La définir comme « galeriste » est presque trop étroit pour Sylvie. Elle se voit plutôt comme une passeuse, une militante de la démocratisation culturelle. Dans ses mots, on perçoit une forme de résistance douce mais ferme contre un marché de l’art parfois trop policé, trop excluant. Son lieu est une parenthèse de lâcher-prise. Elle nous raconte avec un sourire ces visiteurs qui n’auraient jamais osé entrer dans une galerie traditionnelle et qui, chez elle, se sentent enfin à leur place, légitimes de ressentir, d’aimer, de questionner. C’est là toute la magie de Racont’arts : on y croise des personnes totalement différentes, toutes réunies autour du frémissement d’une matière, de la poésie d’une sculpture de Marc Perez ou autre, de l’originalité d’un bijou….
Pour comprendre Sylvie, il faut se pencher sur son abécédaire intime. Le S de Singularité côtoie le Y du Yin et du Yang, cette recherche constante d’harmonie qui guide ses sélections. Rien n’est laissé au hasard, et pourtant, tout est affaire de coup de cœur. Elle nous parle avec passion de Tzuri Gueta, cet ingénieur textile qui métamorphose le silicone en bijoux organiques, ou de Pascale Lion et son travail fascinant sur la cotte de maille. Pour elle, chaque objet a une histoire, un parcours humain qu’elle se fait un devoir de transmettre. Car derrière la technique, il y a l’homme ou la femme, l’intention, l’humour parfois, et cette immense dose d’humanité qui invite à la rêverie.
Entrer chez Racont’arts, c’est solliciter tous ses sens. On s’y sent bien, un peu comme à la maison, d’autant plus que Sylvie prolonge l’expérience avec une « galerie appartement » située au-dessus de son espace. Un cocon plus intime où l’on peut prendre le temps, loin du tumulte urbain. « C’est un acte presque politique, que de vouloir ainsi rassembler les publics. Je ne me demande pas si une œuvre va se vendre ; je me demande si elle va générer ce petit supplément d’âme, cette émotion brute qui justifie tout le reste » nous confie-t-elle. Dans un monde numérique de plus en plus dématérialisé, Sylvie Garrigue réinvente son métier en privilégiant l’humain, la rencontre réelle et la présence physique de l’œuvre qui, même sous la forme d’une céramique, d’un bol, d’une théière… vient donner une saveur nouvelle à nos rituels quotidiens.
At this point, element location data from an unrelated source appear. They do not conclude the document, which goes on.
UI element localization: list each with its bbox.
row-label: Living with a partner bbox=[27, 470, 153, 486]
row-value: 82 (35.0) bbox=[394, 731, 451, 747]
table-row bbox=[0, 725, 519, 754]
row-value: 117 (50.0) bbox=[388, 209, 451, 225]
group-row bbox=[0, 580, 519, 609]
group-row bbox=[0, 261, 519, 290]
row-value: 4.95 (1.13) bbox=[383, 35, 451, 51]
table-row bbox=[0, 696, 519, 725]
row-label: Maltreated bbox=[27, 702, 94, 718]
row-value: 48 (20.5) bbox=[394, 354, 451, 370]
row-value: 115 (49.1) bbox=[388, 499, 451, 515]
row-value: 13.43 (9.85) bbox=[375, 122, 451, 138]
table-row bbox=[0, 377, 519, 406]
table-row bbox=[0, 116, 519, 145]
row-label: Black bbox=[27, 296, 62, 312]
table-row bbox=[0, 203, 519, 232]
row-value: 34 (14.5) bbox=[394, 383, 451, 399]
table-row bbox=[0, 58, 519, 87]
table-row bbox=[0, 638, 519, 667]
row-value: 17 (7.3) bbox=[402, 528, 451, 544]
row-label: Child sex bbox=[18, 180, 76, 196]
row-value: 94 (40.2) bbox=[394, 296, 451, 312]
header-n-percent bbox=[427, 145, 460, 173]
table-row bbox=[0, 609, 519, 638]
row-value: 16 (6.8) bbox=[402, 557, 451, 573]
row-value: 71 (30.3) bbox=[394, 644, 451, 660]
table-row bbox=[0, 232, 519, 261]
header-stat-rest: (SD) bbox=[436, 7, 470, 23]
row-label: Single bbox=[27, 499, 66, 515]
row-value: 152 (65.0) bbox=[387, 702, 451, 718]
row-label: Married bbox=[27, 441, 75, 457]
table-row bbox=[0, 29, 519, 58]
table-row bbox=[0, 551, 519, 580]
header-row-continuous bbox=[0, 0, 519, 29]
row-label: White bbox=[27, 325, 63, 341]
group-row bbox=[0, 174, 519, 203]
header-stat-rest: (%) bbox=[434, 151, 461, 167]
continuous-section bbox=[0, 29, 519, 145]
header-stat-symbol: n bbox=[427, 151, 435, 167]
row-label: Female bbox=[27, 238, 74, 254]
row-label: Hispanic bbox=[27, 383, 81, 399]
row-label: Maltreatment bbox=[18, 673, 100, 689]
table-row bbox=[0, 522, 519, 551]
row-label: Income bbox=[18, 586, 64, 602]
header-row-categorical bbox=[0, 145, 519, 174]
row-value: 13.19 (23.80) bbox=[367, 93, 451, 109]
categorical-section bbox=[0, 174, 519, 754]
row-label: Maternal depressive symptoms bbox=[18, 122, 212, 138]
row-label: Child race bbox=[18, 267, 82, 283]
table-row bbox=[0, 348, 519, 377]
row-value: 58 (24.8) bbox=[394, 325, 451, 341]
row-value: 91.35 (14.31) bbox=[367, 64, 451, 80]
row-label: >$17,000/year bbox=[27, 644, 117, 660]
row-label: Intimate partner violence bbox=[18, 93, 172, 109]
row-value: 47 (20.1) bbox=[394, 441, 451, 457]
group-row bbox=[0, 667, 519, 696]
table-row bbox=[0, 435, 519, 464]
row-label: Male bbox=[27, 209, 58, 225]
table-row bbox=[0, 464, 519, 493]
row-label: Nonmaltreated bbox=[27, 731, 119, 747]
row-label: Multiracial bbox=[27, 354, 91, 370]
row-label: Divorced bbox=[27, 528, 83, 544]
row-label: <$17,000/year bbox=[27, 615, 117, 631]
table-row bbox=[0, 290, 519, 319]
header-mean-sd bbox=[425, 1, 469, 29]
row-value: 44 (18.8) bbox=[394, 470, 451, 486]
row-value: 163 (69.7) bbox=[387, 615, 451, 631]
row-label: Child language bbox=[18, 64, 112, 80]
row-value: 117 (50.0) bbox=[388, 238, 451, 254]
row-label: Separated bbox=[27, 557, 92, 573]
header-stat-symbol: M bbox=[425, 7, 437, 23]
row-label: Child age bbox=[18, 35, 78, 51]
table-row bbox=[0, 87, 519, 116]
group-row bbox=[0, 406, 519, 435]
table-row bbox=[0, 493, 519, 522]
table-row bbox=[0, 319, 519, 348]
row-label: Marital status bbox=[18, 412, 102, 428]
C’est cette sincérité, cette exigence de la nouveauté dans le regard, qui fait de Racont’arts un lieu inclassable et indispensable. On en ressort avec l’envie de tout regarder différemment, avec cette certitude que l’art, lorsqu’il est partagé avec autant de générosité, est le plus beau des liens entre les hommes.